Certamente muitas pessoas que viram apenas a versão cinematográfica dirigida por Lee Daniels ficaram com uma impressão totalmente equivocada sobre essa história. Isso porque o diretor não somente deslocou o foco principal do livro, como também torceu fatos, alterou completamente alguns personagens e quis levantar questões pessoais que nunca estiveram em pauta no (bom) livro escrito por Dexter. Tudo que diz respeito ao assassino e sua noiva chave de cadeia, na verdade, é menos importante do que o processo como foi feita a reportagem em si e suas consequências na vida dos jornalistas envolvidos.

Paperboy é um livro muito bem-escrito e que interessará não somente aos profissionais do meio jornalístico, mas a leitores dos mais diversos perfis. Cabe ressaltar, porém, que não se trata exatamente do um thriller, conforme propagandeado em sua contracapa. Seu foco está muito mais nas armadilhas da profissão, que afetam os personagens de modo diverso: enquanto um deles se perde devido à embriaguez com o sucesso, outro sofre justamente por sua seriedade e apego obsessivo pelo trabalho bem-feito.

Jovem e Bela


François Ozon é um diretor e roteirista bastante inquieto e um filme seu é sempre garantia de um olhar diferenciado, independente do tema escolhido.
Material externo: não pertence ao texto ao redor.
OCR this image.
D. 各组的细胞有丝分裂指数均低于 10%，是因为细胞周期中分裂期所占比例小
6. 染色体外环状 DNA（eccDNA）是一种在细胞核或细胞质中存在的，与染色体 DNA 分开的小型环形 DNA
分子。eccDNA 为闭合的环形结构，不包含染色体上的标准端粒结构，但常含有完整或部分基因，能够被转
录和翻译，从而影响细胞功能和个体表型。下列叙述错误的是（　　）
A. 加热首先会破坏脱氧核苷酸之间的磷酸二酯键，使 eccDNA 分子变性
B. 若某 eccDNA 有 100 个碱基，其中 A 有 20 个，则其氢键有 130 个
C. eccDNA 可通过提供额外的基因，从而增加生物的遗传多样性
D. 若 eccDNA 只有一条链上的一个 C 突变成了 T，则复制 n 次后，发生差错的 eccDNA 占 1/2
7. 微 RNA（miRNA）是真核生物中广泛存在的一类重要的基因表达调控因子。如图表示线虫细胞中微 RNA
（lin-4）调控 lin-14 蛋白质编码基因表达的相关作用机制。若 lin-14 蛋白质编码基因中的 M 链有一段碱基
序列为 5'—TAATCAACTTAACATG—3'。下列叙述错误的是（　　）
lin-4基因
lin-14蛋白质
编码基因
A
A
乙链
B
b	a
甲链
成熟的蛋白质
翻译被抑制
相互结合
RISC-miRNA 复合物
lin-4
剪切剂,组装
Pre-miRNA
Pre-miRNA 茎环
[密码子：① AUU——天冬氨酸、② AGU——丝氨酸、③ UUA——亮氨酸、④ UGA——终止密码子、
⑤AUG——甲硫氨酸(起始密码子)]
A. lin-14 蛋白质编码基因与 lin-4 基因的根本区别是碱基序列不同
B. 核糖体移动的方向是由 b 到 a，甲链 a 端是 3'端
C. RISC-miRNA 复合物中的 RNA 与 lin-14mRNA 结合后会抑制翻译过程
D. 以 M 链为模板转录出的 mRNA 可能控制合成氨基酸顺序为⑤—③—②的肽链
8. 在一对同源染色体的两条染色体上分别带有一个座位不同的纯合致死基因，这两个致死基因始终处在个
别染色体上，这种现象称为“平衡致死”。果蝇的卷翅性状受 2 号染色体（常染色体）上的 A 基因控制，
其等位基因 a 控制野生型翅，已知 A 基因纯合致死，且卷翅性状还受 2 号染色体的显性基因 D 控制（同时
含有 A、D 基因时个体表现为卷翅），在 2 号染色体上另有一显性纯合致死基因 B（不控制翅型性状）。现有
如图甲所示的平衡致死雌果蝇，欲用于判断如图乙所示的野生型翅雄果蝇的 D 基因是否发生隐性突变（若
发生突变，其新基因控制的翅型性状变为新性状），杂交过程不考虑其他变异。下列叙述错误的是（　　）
Neste Jovem e Bela, Ozon traz o argumento básico de “A Bela da Tarde” para o universo adolescente. Isabelle é uma jovem de 17 anos sem nenhum grande problema emocional ou financeiro que resolve se prostituir. Movida pela curiosidade, ela parece se importar menos com o dinheiro que ganha e mais com a possibilidade que essa vida dupla lhe oferece de investigar seus próprios desejos e sensações.

Eis uma curiosa crônica sobre a hipocrisia de uma sociedade que posa de liberal, mas tem limites muito mais estreitos do que gosta de crer. O longa se divide em quatro capítulos, cada um dedicado a uma estação do ano, e que simbolizam a maturação de uma menina para mulher. Atenção para o modo como todas as pessoas mudam sua visão a respeito de Isabelle uma vez descobertas suas atividades. Mesmo sua mãe parece sentir-se desconfortável e desconfiada, como se nenhum homem mais estivesse livre das perigosas garras de uma menina ainda nem saída da adolescência.

É bem verdade que este não é um Ozon tão perturbador como o recente Dentro da Casa, mas vale a pena conferir mais essa provocação do cineasta francês. O filme esteve em competição no Festival de Cannes deste ano e já tinha sido sucesso no Festival do Rio antes de chegar ao circuito comercial.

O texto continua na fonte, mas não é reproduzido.